The general principles of rule of law as expounded by the philosopher A. V. Dicey, has three fundamental attributes, They are:
1. The absolute supremacy of law
2. Equality before the law
3. Predominance of Legal Spirit.
THE PRINCIPLE OF RULE OF LAW UNDER NIGERIAN CONSTITUTION
1. The Supremacy of the Law in Nigeria:
A. V. Dicey spelt out the Supremacy of the constitution which is now enshrined in the provision of Section 1(1) the 1999 Constitution of the Federal Republic of Nigeria (as amended), which states as follows;
“This constitution is supreme and its provisions shall have binding force on all authorities and persons through out the Federal Republic of Nigeria”.
Thus, Supremacy of law upholds the absolute supremacy or superiority of the basic law as opposed to the influence of arbitrary power and exclusion of the existence of discretionary parts on the part of government. The constitution in Nigeria being the Grundnurm was judicially affirmed by the Supreme Court of Nigeria, per Sir Udo Udoma Jsc in the case of Nafiu Rabiu vs State while observing the provisions of Section 1(1) that; “…the present Constitution has been proclaimed the supreme law of the land; that it is a written, organic instrument meant to serve not only the present generation, but also several generations yet unborn; that it was made, enacted and given to themselves by the people of the Federal Republic of Nigeria…that the function of the constitution is to establish a framework and principles of government, broad and general in terms…”.
It therefore means that the concept of rule of law is strongly against a dictatorial system but everything must be done in conformity with the supreme law of the land and where there is an inconsistency with the provision of the constitution, the constitution shall prevail.
2. Equality before the law in Nigeria:
This concept implies that noone is above the law of the land but that everyone is equal before the law. This is to ensure that a law under which a particular citizen is judged must also be used for every other citizen no matter the status, power or connection. This concept can be emphasized with the principles of Natural Justice. These principles are the foundation against biasness and they are; Nemo Judex in causa sau meaning No one should be a judge in his own cause and Audi Altarem partem which means hear the other side. Literally, the above principles upholds giving all parties the free and fair chance to present and get judged. This is enshrined in S. 36 of the 1999 Constitution.

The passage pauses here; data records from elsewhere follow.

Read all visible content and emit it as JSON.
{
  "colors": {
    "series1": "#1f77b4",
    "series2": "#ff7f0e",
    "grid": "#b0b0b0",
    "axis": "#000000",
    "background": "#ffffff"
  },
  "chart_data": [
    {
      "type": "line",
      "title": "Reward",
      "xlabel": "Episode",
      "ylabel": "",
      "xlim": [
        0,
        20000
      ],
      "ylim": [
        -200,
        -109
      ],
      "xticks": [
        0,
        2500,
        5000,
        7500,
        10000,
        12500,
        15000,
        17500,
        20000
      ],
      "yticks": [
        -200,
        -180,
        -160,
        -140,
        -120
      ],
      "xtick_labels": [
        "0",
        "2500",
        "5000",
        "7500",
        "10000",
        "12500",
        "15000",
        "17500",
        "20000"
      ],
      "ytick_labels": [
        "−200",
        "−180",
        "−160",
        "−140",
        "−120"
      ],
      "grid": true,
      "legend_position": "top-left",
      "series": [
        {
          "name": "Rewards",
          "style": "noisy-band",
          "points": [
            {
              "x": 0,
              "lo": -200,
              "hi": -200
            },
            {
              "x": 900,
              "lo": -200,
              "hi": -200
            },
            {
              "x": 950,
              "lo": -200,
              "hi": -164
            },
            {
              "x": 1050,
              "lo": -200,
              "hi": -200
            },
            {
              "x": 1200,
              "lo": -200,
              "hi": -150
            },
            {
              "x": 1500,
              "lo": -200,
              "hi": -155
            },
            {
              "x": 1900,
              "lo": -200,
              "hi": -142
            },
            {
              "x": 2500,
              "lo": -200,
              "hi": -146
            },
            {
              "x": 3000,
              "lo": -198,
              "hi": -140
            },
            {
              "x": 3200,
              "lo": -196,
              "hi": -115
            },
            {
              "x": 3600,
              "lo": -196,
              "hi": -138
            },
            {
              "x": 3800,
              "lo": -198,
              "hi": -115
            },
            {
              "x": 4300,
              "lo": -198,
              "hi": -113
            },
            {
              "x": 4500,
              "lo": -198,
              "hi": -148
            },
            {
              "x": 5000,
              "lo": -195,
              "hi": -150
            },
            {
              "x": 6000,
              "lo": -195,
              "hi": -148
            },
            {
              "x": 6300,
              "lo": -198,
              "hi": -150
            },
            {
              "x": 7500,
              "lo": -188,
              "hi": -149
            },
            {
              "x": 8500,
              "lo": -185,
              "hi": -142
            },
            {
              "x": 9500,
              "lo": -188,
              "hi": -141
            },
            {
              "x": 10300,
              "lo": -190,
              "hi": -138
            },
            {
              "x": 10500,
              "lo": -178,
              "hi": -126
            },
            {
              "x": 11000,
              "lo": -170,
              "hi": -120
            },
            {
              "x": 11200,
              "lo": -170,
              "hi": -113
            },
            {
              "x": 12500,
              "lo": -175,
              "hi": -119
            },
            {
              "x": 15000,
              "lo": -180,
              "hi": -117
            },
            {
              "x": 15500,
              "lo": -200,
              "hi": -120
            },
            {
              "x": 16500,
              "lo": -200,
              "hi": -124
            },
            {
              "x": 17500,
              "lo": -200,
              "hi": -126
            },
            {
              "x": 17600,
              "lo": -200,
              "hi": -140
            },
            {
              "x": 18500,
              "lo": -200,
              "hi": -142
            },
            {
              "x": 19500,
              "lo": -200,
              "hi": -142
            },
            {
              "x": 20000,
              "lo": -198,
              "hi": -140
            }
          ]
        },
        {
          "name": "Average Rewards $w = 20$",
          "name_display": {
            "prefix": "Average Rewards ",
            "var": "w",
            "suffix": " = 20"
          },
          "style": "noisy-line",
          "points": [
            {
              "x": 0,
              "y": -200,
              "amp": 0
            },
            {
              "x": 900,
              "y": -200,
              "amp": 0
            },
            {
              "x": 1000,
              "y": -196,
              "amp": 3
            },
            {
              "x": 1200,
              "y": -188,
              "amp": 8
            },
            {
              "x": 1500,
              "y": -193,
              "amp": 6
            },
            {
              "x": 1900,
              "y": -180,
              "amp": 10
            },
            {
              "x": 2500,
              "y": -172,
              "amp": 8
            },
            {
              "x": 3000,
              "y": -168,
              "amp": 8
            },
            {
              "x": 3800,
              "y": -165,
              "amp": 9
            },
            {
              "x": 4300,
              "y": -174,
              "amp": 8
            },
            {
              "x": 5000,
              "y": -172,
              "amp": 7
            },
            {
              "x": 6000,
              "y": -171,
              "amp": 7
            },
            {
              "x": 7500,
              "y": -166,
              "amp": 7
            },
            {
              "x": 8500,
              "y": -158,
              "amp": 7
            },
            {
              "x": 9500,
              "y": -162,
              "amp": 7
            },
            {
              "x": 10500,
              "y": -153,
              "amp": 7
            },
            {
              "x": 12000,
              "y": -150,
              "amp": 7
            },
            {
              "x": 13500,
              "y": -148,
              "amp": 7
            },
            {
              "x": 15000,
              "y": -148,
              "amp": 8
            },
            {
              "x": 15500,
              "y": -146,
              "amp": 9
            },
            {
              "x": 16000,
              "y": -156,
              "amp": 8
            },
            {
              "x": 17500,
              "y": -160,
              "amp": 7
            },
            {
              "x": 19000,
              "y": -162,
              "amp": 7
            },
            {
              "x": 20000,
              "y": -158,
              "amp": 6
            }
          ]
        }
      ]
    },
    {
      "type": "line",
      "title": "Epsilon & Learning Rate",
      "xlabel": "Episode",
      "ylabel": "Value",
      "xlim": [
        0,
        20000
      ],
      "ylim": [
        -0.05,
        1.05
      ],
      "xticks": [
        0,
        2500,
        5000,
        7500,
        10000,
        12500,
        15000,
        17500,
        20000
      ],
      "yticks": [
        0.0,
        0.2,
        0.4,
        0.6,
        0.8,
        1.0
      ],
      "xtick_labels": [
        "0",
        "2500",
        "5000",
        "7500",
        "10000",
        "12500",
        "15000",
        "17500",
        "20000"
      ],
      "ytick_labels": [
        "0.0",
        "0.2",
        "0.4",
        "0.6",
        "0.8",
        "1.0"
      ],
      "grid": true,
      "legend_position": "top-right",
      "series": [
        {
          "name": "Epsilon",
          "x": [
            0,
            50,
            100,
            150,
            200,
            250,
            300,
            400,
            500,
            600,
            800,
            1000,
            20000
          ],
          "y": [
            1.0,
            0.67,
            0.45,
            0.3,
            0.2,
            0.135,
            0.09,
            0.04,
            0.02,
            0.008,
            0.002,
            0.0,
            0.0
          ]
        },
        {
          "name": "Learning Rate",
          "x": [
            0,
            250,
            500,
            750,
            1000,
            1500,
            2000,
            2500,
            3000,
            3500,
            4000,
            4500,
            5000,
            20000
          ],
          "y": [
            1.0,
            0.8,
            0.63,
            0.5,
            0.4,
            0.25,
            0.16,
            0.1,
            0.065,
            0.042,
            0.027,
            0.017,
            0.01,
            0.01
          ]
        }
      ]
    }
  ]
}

3. The predominance of Legal Spirit in Nigeria:
The last principle of rule of law which makes it supreme is that the general principles of the constitution are the result of juridical decisions determining file rights of private persons in particular cases brought before the Court. This signifies that a person whose rights have been infringed upon can seek redress in court relying on the provision of the Constitution. The rule of law then upholds that the judiciary bodies should adjudicate upon this according to the law and not arbitrarily. Though, the Nigerian Constitution upholds the fundamental human rights of citizens, the non practicability and non justiciability of these provisions have made the impact of rule of law in Nigeria a farcry.
From the foregoing, though the Dicey’s Conception of rule of law is properly enshrined in the Nigerian Constitution but myriads of instances are there to challenge the application of rule of law in Nigeria. In observing the Nigerians long legal history, it can be deduced that the enshrined principles of rule of law is only in paper.